The line in right-wing media today is that last night's State of the Union address is a sign that President Obama is moving to "the left."
The Washington Examiner, for example, is calling Obama's speech a "leftward lurch."
The Washington Times, meanwhile, says that it shows that the President is embracing a "left-wing" agenda.
And over at The Hill, Dick Morris says that we should now expect President Obama to spend the final years of his presidency "selling his new radical left-wing agenda to America."
There's no question that many of the policies President Obama unveiled last night in his State of the Union address are without a doubt solid, progressive policies.
Free community college, paid sick leave, a minimum wage - these are all bread and butter Democratic issues, and if they were put into place or expanded, our country and our economy would be a lot more prosperous and equal.
But they're not "left-wing" policies. And that language speaks to a bigger problem we have in this country about describing what's "left-wing" or "right-wing."
The left, the real left, is way more radical than President Obama, or anyone in the Democratic Party, for the matter.

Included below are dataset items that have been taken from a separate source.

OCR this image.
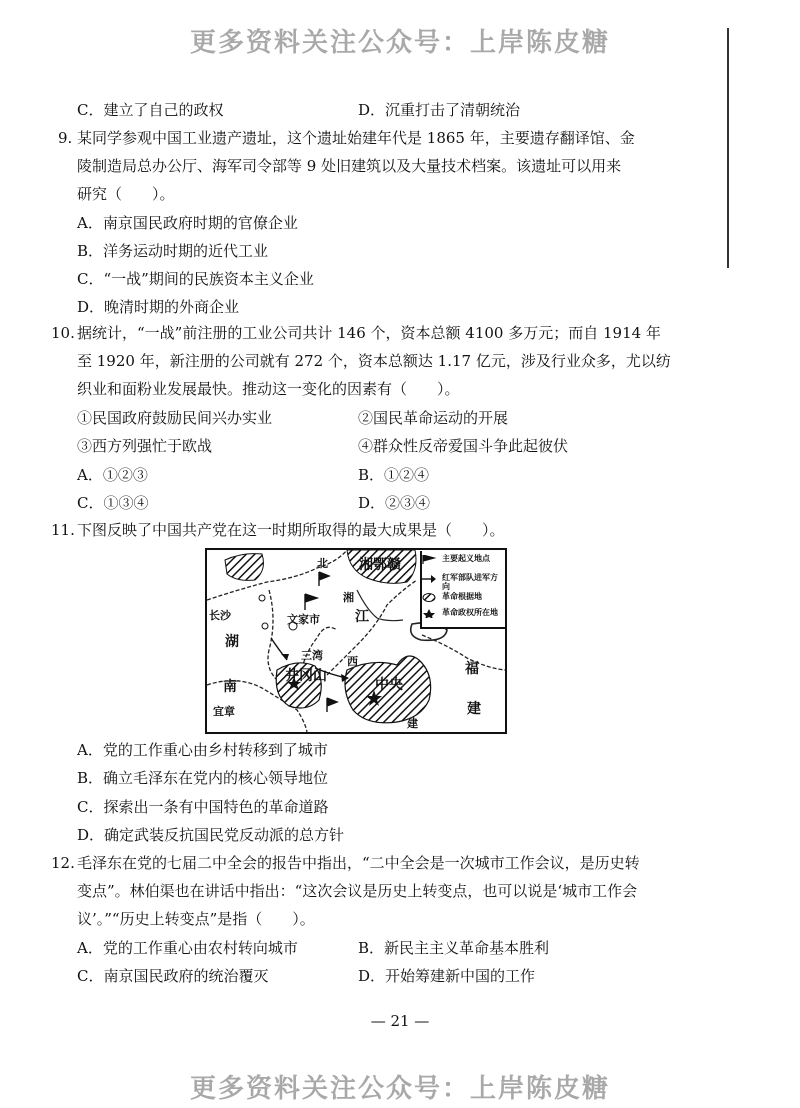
更多资料关注公众号：上岸陈皮糖
C．建立了自己的政权	D．沉重打击了清朝统治
9. 某同学参观中国工业遗产遗址，这个遗址始建年代是 1865 年，主要遗存翻译馆、金
陵制造局总办公厅、海军司令部等 9 处旧建筑以及大量技术档案。该遗址可以用来
研究（　　）。
A．南京国民政府时期的官僚企业
B．洋务运动时期的近代工业
C．“一战”期间的民族资本主义企业
D．晚清时期的外商企业
10. 据统计，“一战”前注册的工业公司共计 146 个，资本总额 4100 多万元；而自 1914 年
至 1920 年，新注册的公司就有 272 个，资本总额达 1.17 亿元，涉及行业众多，尤以纺
织业和面粉业发展最快。推动这一变化的因素有（　　）。
①民国政府鼓励民间兴办实业	②国民革命运动的开展
③西方列强忙于欧战	④群众性反帝爱国斗争此起彼伏
A．①②③	B．①②④
C．①③④	D．②③④
11. 下图反映了中国共产党在这一时期所取得的最大成果是（　　）。
北 湘鄂赣
长沙	文家市	江
湘
湖
三湾 西
井冈山
中央
南
福
建
建
宜章
主要起义地点
红军部队进军方向
革命根据地
革命政权所在地
A．党的工作重心由乡村转移到了城市
B．确立毛泽东在党内的核心领导地位
C．探索出一条有中国特色的革命道路
D．确定武装反抗国民党反动派的总方针
12. 毛泽东在党的七届二中全会的报告中指出，“二中全会是一次城市工作会议，是历史转
变点”。林伯渠也在讲话中指出：“这次会议是历史上转变点，也可以说是‘城市工作会
议’。”“历史上转变点”是指（　　）。
A．党的工作重心由农村转向城市	B．新民主主义革命基本胜利
C．南京国民政府的统治覆灭	D．开始筹建新中国的工作
— 21 —
更多资料关注公众号：上岸陈皮糖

The real left wants to nationalize industries and redistribute the means of production so that workers control the entire economy. That's been the case since Karl Marx first published The Communist Manifesto back in 1848, and it's still the case now.
And, just in case you hadn't noticed - the real left is almost totally absent from American political discourse. The last time I had the president of the Communist Party of the United States on my show, they had fewer than a thousand members.
And contrary to what you might hear over at Fox So-Called News, President Obama is not moving in that direction. He does not want to nationalize all industry and he does not want to redistribute all wealth.
All he wants to do is tweak around the edges of an out-of-control jungle-capitalism system and put into place changes that will make our economy and body politic a little fairer for working people.
That's not left-wing, that's just common sense, and it's perfectly in line with the main thrust of this country's political history. It's totally mainstream, and consistently supported by more than half of America - including people of all parties.
From the New Deal until the Reagan Revolution, America has always been a progressive country.
Students in many states could go to college for free, there were publicly-owned utilities, the workforce was unionized, and voters - and even presidents - in both political parties largely agreed that the gains of the Roosevelt administration were a good thing.
But ever since the Reagan era, American politics has moved drastically to the right, and it's taken our political discourse with it. Right-wing memes dominate the mainstream media and this makes it almost impossible to talk honestly about what's really going on when the President calls on Washington to embrace "middle-class economics."
The truth is that when President Obama says he wants to return to "middle-class economics," all he's really doing is trying to take us back to the kind of common sense policies that both parties more or less agreed with until the Reagan Revolution.
He's just an Eisenhower Republican proposing center-right reforms that conservatives in countries like Germany and Sweden would support without even thinking about it.
And what's really wild is that 59 years ago, "middle-class economics" was the conservative position here in the United States.
The 1956 Republican Party platform, for example, called for raising the minimum wage, endorsed equal pay for equal work, supported collective bargaining rights for workers, and even celebrated the GOP's role in expanding Social Security.
Pretty amazing, right?
So to say, as many Republicans are, that President Obama is moving to the left doesn't just ignore basic ideas about what it means to be right or left-wing, it ignores - or outright lies about - our own history.
For much of the 20th century, America was a much more progressive place - at least in terms of how people understand the government's role in the economy - than it is right now.
The Reagan Revolution changed all this, but now President Obama is moving us ever so slightly back to the centrist progressive vision of government that dominated our politics between 1932 and 1981.
It's still too soon to tell if this will work, but one thing's for sure: if we do want to return to the kind of policies that worked so well for so long, we need to call them what they are, and not buy into right-wing memes whose only purpose is to discredit common sense ideas that have been embraced by both Democrats and Republicans.
The policies Obama called for last night - with the exception of the TPP - are simply expansions of the American Way.